A team is represented by its division and a number, so C5 would be team 5 in division C. It's assumed that a game is a match between 2 teams in the same division. In division B each team can play two games with the remaining teams: 1-2, 1-3, 2-3 (3 fixtures); in division C each team can play 5 games with the remaining teams: 1-2, 1-3, 1-4, 1-5, 1-6, 2-3, 2-4, 2-5, 2-6, 3-4, 3-5, 3-6, 4-5, 4-6, 5-6 (15 fixtures); in division D each team can play 7 games: 1-2,...,1-8, 2-3,..., 2-8, 3-4,...,3-8, 4-5,...,4-8, 5-6, 5-7, 5-8, 6-7, 6-8,7-8 (28 fixtures). However, the requirement is 15 games per team. Division C is the only division in which the number of games required for each team to play each of the remaining teams in the same division is a factor of 15, so if the division C fixtures above are played 3 times, each time will have participated in 15 games. Team C1 participates in games 1-5; team C2 participates in games 1, 6-9; team C3 in games 2, 6, 10-12; team C4 in games 3, 7, 10, 13, 14; team C5 in games 4, 8, 11, 13, 15; and team C6 in 5, 9, 12, 14, 15. To participate in 15 games requires 45 games so that each team gets 15 games. In division B, the fixtures would be played 7 times (21 games in all) so that each team gets 14 games; in division D, the fixtures would be played twice (56 games in all), so that each team gets 14 games. What do we about divisions B and D to ensure that each team gets another game to make up to 15?

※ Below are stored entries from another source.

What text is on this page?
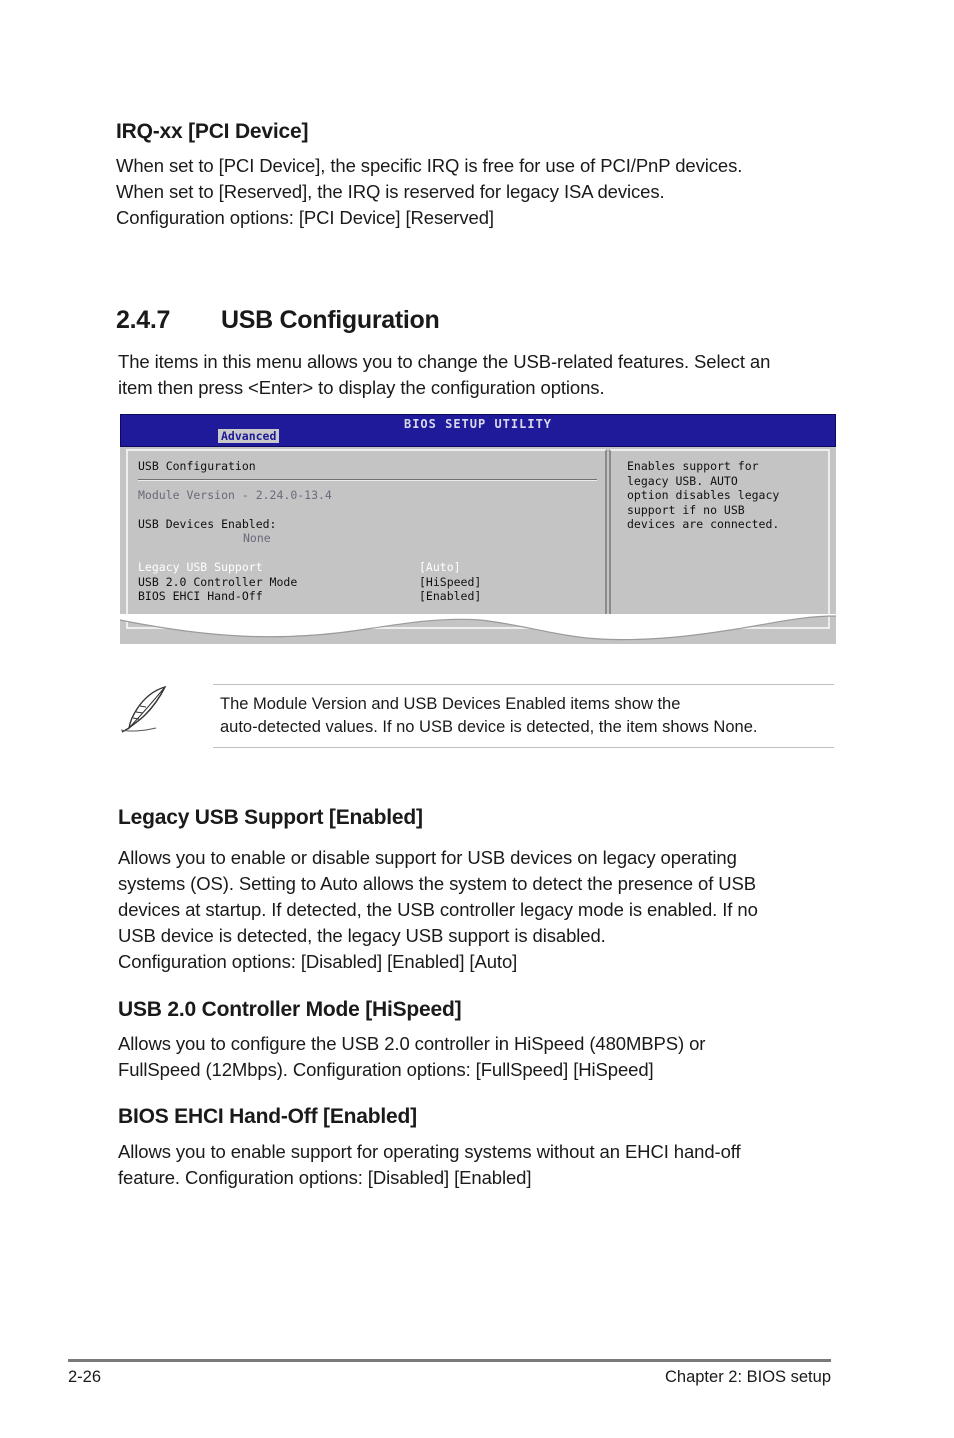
IRQ-xx [PCI Device]
When set to [PCI Device], the specific IRQ is free for use of PCI/PnP devices.
When set to [Reserved], the IRQ is reserved for legacy ISA devices.
Configuration options: [PCI Device] [Reserved]
2.4.7 USB Configuration
The items in this menu allows you to change the USB-related features. Select an
item then press <Enter> to display the configuration options.
BIOS SETUP UTILITY
Advanced
USB Configuration
Module Version - 2.24.0-13.4
USB Devices Enabled:
None
Legacy USB Support	[Auto]
USB 2.0 Controller Mode	[HiSpeed]
BIOS EHCI Hand-Off	[Enabled]
Enables support for
legacy USB. AUTO
option disables legacy
support if no USB
devices are connected.
The Module Version and USB Devices Enabled items show the
auto-detected values. If no USB device is detected, the item shows None.
Legacy USB Support [Enabled]
Allows you to enable or disable support for USB devices on legacy operating
systems (OS). Setting to Auto allows the system to detect the presence of USB
devices at startup. If detected, the USB controller legacy mode is enabled. If no
USB device is detected, the legacy USB support is disabled.
Configuration options: [Disabled] [Enabled] [Auto]
USB 2.0 Controller Mode [HiSpeed]
Allows you to configure the USB 2.0 controller in HiSpeed (480MBPS) or
FullSpeed (12Mbps). Configuration options: [FullSpeed] [HiSpeed]
BIOS EHCI Hand-Off [Enabled]
Allows you to enable support for operating systems without an EHCI hand-off
feature. Configuration options: [Disabled] [Enabled]
2-26	Chapter 2: BIOS setup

For divisions B and D we would need to run part of the fixture again so that some teams will exceed the required number of 15 games. In division B we can have 1-2 and 2-3, so that B1 and B3 play 15 games in all, but B2 plays 16 games. That makes 21+2=23 games. In division D we can have 1-2, 3-4, 5-6, 7-8, adding 4 to the 56 to make 60. Each team in division D will then have played 15 games.
Summary: division B plays 23 games; C plays 45 games; and D plays 60. Only one team in division B plays 16 games. 23+45+60=128 time slots are needed.